The interface between amp and main speaker is highly complex, and the signal that is present at that point reflects not only the sonic character of the amp itself (and what precedes it), but effects that depend on the speaker as well.
Those effects include phase differences between voltage and current, which depend on the degree to which the speaker's impedance is capacitive or inductive (as opposed to purely resistive), and also back-emf (voltage produced by a driver within the speaker due to its motion continuing after the signal has stopped or changed). All of those effects are highly dependent on frequency.
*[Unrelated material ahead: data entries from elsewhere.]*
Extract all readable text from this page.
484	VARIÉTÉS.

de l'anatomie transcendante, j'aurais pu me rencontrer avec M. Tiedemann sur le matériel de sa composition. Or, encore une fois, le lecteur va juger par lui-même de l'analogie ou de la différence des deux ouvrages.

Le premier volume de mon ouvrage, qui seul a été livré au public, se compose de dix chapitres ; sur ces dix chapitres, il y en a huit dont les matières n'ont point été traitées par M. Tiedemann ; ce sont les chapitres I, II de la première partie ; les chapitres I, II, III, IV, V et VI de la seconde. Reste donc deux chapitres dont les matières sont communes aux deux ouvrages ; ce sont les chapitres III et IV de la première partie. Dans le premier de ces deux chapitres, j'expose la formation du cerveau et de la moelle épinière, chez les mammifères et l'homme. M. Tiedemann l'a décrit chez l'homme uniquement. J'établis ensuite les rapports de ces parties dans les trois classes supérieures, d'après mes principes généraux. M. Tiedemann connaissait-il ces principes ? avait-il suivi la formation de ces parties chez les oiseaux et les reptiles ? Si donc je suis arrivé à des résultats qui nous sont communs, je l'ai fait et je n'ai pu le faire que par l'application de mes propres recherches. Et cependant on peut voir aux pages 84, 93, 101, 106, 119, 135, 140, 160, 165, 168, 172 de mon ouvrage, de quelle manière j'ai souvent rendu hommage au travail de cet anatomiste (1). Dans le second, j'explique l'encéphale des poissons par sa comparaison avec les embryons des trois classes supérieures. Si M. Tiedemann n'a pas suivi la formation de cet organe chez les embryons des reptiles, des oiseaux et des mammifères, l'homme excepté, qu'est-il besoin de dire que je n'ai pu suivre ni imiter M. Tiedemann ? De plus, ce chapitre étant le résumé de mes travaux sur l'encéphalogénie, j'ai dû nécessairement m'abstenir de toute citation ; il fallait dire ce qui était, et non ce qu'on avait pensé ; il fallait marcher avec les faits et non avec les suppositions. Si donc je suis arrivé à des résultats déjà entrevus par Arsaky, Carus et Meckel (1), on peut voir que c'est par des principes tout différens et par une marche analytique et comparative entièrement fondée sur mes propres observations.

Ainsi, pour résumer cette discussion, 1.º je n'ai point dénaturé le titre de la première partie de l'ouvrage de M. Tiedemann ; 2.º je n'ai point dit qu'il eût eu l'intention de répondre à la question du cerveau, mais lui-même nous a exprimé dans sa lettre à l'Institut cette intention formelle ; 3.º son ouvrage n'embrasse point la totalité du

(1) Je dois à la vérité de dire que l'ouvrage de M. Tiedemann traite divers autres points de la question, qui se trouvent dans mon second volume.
Since as Xti16 indicated the sub's amplifier only senses voltage and not current, its response to those effects will be partial, and will be essentially unpredictable. Whether the sonic result of that response will be for the better or for the worse therefore figures to be system-dependent, as Raquel stated.
I assume that if the signal comes from one amp or mono amps, the sub would then retain more of the sonic characteristic of the main amplifier and less from its own internal amplifier.
More of the sonic character of the main amp -- yes.
Less of the sonic character of its own internal amp -- no. I would expect the sub's internal amp to be just about entirely in the signal path to the sub's driver whether the input is taken at line-level or speaker-level. If it is taken at speaker-level, I would expect that the incoming voltage would either have a lower gain applied to it at the front end of that signal path, or else that it would simply be divided down to a line-level amplitude and then processed identically to a line-level input.